News and notes from Reston (tm).

Friday, March 1, 2019

After Planning Commission Recommends Denial, Fairfax County Supervisors to Act on Reston Rezoning, Maybe

Fans of yellow t-shirts and land use hearings will enjoy next week. The rest of us, not so much.

Next Tuesday, the Fairfax County Board of Supervisors will hold its long-anticipated public hearing on the proposed Reston rezoning proposal, which would essentially allow denser, more bollard-laden development beyond Reston's present and future Metro stations, including the existing village centers, and ultimately push Reston into the six-figure population range.

There was a glimmer of hope that the proposal might be tabled after the Fairfax County Planning Commission voted to recommend that county Supervisors reject the proposal and basically direct county staff to reconvene another community task force on the matter, using terms like "highly problematic" and "pushback" in describing the proposal.

However, the Board of Supervisors doesn't exactly have a great track record when it comes to listening to its staff and subordinate boards, particularly when it comes to Reston and building up that sweeeeeet sweeeet tax base. So it -- and the accompanying public hearing -- are officially on the agenda for the March 5 meeting.

"While we believe the Supervisors should accept the Commissioners' recommendations, they have no obligation to do so," the Coalition for a Planned Reston said in a statement.

Already this particular proposal has generated a lot of "greatest hits" from county staff and board members, including:

"This is not an opportunity for public input."

"We can't stop development waiting for roads to be built."

It’s rude to claim that nothing is being done."

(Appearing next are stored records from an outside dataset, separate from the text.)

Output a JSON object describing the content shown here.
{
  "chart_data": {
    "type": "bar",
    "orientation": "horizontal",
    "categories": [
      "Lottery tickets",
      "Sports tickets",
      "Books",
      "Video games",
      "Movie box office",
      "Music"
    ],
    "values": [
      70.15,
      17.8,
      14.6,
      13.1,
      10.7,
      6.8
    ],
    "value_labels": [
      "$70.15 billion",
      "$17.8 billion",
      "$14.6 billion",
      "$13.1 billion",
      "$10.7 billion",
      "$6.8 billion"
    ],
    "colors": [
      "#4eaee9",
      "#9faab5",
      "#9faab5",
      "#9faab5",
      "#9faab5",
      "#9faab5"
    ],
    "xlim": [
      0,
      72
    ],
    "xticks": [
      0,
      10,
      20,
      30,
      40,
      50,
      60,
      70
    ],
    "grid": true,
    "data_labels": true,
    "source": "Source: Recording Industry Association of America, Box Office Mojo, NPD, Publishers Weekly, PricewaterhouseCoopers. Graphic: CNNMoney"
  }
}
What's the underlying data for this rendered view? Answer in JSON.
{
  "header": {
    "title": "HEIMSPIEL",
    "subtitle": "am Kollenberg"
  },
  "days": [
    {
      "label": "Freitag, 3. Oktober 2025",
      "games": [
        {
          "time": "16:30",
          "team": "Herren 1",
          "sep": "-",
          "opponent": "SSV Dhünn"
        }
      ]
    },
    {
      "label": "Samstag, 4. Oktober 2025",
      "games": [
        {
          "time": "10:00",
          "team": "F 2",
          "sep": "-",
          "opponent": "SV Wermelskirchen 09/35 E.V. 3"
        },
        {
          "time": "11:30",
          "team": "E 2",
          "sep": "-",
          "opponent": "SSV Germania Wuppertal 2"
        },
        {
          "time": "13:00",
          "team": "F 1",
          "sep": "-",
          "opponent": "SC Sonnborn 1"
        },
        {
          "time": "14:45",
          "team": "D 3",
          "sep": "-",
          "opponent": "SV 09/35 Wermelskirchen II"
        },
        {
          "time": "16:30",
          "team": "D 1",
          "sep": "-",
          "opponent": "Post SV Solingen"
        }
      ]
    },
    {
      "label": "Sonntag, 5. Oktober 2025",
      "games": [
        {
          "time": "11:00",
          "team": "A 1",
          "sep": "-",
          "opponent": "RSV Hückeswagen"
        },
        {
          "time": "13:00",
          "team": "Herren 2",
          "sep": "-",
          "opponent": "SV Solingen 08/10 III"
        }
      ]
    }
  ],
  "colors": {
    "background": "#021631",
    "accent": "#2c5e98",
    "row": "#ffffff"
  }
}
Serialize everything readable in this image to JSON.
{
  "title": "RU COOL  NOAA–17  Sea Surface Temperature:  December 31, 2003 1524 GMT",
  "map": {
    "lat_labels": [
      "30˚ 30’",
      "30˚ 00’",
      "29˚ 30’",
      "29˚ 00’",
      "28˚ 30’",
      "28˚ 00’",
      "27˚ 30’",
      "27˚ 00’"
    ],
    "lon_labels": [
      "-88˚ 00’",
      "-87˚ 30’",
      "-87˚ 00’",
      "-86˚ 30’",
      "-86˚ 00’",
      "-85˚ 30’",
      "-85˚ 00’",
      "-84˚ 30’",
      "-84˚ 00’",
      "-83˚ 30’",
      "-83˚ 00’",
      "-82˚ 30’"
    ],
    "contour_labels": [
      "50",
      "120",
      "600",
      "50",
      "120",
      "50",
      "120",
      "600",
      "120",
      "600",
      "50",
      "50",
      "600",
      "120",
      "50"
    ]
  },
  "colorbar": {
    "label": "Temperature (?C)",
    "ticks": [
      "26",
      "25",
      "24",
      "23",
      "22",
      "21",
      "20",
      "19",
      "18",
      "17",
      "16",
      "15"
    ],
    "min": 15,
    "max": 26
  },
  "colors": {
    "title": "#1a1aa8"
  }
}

"Yes, there are some questions that people have. Those questions have been answered before or are not relevant to this.

And our representative on the board, Hunter Mill Supervisor Cathy Hudgins, has been a vocal proponent of the zoning change, against the opposition of virtually every organized Reston group (except for the Greater Reston Chamber of Commerce, whose president spoke in favor of the proposal at a Planning Commission meeting and many of whose members could probably use the added foot traffic from new development). She's also retiring this year and has lumped critics of the proposals together as a bunch of unwelcoming NIMBYs, so we think we have a pretty good idea of how she's going to vote, Planning Commission recommendation be damned. Those NIMBY... um, planners, not wanting to, um, plan things!

Board Chair Sharon Bulova, however, said in a message to Rescue Reston that she supports the Planning Commission recommendation to pull back on the rezoning and reconvene a community-based task force as a next step.

We're all for growth in our plastic fantastic planned community, but we think the county has really fallen down on planning the needed infrastructure to go along with it. There's been a lot of talk of late about the Dillon Rule, which supposedly completely ties the county's hands and keeps it from building the fancy and expensive 93-lane roads and pony-laden parks and whatnot it really wants to in Reston, like, yesterday, though promises of infrastructure improvements ahead of development seem okey-dokey just a few miles away in another Dillon-constrained county. All we're saying is if it takes nearly a decade to build a bike bridge that's been needed since the late 1980s, we're not exactly confident. Sorry if that makes us "rude."

The public hearing is scheduled for 4:30pm on Tuesday, March 5 at the Fairfax County Government Center. We're guessing there will be a fair amount of yellow in the audience.